3. DOELSTELLINGEN LANGE TERMIJN 3.1 Inleiding De voorgaande stappen geven een duidelijk beeld van de huidige situatie en de visie van de vereniging. Het is belangrijk om te bepalen welke stappen er moeten worden ondernomen om van de huidige situatie naar de gewenste situatie (ambitie) te komen. De doelstellingen moeten Specifiek, Meetbaar, Acceptabel, Realistisch en Tijdgebonden (SMART) van karakter zijn. “Doordat de doelstellingen SMART zijn, kunnen we goed in de gaten houden of we op de goede weg zijn.” (commissie lid) Doelstellingen worden vaak omschreven als intenties en blijven daardoor te vaag en vrijblijvend in de formulering. Het doel is echter om concrete zaken te bereiken en te zorgen voor een leidraad binnen de vereniging. Bovendien wordt door middel van de doelstellingen aangegeven welke resultaten wanneer moeten worden bereikt. Door een doelstelling SMART te formuleren heeft de vereniging meer kans haar doel te bereiken en houdt zij controle op de voortgang. 3.2 De SMART-methode Een doelstelling kan SMART worden genoemd als het voldoet aan de volgende eisen: Specifiek: - het moet een waarneembare actie, gedrag of resultaat beschrijven waaraan een getal, bedrag, percentage of ander kwalitatief gegeven verbonden is. Meetbaar: - er moet een systeem, methode en/of procedure zijn om te bepalen in welke mate het doel op een bepaald moment is bereikt. Acceptabel: - er moet voldoende draagvlak zijn voor de doelstelling. Realistisch: - het moet bereikbaar zijn met de kennis, capaciteit, middelen en bevoegdheden aanwezig binnen de vereniging.

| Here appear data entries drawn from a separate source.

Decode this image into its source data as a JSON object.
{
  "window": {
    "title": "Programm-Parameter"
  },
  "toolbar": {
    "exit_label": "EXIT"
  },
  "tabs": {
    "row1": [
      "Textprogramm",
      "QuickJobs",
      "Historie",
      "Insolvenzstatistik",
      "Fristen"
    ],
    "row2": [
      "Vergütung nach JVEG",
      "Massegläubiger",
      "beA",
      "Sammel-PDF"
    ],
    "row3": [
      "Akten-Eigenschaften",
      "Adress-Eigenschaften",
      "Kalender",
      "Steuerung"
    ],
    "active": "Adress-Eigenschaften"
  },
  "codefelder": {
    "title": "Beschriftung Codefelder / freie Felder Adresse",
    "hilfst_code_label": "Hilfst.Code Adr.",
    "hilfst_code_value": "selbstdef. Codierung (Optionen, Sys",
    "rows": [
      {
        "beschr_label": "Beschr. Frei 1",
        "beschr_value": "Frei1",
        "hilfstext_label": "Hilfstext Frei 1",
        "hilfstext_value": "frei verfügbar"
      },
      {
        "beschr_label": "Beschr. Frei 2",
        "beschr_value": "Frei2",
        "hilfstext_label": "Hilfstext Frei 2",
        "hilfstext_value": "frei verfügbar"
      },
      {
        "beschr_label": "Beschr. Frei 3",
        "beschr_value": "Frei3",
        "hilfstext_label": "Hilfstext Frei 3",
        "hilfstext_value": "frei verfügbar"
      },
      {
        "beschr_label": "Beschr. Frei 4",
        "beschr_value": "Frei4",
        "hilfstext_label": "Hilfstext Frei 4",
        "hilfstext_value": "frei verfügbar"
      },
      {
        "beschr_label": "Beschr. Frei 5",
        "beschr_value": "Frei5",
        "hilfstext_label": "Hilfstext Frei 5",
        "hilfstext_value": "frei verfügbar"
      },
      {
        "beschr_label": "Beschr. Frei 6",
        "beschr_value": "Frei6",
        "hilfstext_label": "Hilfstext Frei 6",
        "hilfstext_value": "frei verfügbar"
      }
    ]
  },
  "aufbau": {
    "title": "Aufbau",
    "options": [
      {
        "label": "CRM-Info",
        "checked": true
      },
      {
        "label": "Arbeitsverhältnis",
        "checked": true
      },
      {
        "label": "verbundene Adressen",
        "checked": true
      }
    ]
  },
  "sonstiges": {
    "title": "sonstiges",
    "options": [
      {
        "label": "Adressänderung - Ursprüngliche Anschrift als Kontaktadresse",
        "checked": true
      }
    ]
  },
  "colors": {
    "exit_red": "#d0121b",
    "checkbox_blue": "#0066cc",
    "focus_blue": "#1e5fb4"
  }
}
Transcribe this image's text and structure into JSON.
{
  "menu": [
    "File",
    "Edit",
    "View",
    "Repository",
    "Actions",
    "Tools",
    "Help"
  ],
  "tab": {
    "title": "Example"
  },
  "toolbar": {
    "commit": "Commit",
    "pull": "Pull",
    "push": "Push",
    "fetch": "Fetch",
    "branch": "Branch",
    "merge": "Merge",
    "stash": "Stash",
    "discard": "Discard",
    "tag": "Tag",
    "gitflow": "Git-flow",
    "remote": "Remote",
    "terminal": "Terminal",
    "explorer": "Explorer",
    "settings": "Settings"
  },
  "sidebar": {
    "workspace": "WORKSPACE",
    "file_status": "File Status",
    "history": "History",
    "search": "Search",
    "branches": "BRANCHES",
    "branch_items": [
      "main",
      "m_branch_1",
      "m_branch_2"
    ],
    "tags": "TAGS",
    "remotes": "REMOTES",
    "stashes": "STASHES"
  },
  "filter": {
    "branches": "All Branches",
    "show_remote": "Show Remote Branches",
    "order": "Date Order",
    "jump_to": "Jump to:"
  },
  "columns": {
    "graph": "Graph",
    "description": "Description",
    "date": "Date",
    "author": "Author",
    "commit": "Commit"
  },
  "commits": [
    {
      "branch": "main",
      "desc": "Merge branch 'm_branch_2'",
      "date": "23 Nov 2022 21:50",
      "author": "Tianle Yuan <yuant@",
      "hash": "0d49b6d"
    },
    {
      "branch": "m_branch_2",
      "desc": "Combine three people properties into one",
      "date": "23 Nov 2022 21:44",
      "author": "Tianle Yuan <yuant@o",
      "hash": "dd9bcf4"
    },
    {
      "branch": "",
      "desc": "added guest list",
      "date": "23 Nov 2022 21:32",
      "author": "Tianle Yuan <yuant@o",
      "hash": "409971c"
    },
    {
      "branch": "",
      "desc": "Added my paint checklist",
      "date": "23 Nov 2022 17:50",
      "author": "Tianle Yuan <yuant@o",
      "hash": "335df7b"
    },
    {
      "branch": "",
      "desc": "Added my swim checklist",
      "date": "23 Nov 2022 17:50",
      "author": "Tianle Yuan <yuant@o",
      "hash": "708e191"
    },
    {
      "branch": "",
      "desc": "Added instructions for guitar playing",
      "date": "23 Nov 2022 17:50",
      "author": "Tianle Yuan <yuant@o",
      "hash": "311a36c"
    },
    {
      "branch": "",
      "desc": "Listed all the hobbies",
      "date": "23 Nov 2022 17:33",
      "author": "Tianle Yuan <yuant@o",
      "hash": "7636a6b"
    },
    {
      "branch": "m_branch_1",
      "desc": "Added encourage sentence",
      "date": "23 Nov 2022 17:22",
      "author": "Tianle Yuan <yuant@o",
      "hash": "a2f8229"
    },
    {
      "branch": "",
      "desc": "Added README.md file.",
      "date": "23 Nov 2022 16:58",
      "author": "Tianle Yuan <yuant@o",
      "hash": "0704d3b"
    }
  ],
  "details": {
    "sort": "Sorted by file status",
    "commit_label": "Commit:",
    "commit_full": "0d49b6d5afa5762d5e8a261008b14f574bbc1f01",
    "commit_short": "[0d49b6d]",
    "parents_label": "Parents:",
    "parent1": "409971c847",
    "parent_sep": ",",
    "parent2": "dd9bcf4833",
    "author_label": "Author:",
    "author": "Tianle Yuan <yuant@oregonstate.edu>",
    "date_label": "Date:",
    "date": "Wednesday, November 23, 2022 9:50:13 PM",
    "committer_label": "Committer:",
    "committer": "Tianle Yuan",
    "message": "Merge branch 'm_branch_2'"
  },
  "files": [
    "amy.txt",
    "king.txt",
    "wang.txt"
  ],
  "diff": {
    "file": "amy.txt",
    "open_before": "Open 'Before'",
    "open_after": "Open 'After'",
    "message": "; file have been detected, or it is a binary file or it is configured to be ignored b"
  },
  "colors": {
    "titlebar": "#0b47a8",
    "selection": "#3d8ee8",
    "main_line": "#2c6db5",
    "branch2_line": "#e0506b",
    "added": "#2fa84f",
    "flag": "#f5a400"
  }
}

Tijdsgebonden: - er moet een duidelijke startdatum en einddatum zijn. 3.3 Voorbeelden Voorbeelden van goede SMART-doelstellingen zijn: • “Over 5 jaar willen we binnen de vereniging 750 leden hebben.” • “Over 5 jaar willen we als vereniging een sponsorbudget van 30.000 – 50.000 euro.” • “Over 5 jaar willen we per trainingsgroep minimaal 2 gediplomeerde trainers hebben” Slechte • • •
SMART-doelstellingen zijn: “Wij willen een leuke vereniging worden.” “We worden de beste tafeltennisvereniging.” “Om het tekort aan trainers terug te dringen, moeten we trainers langer aan ons binden.”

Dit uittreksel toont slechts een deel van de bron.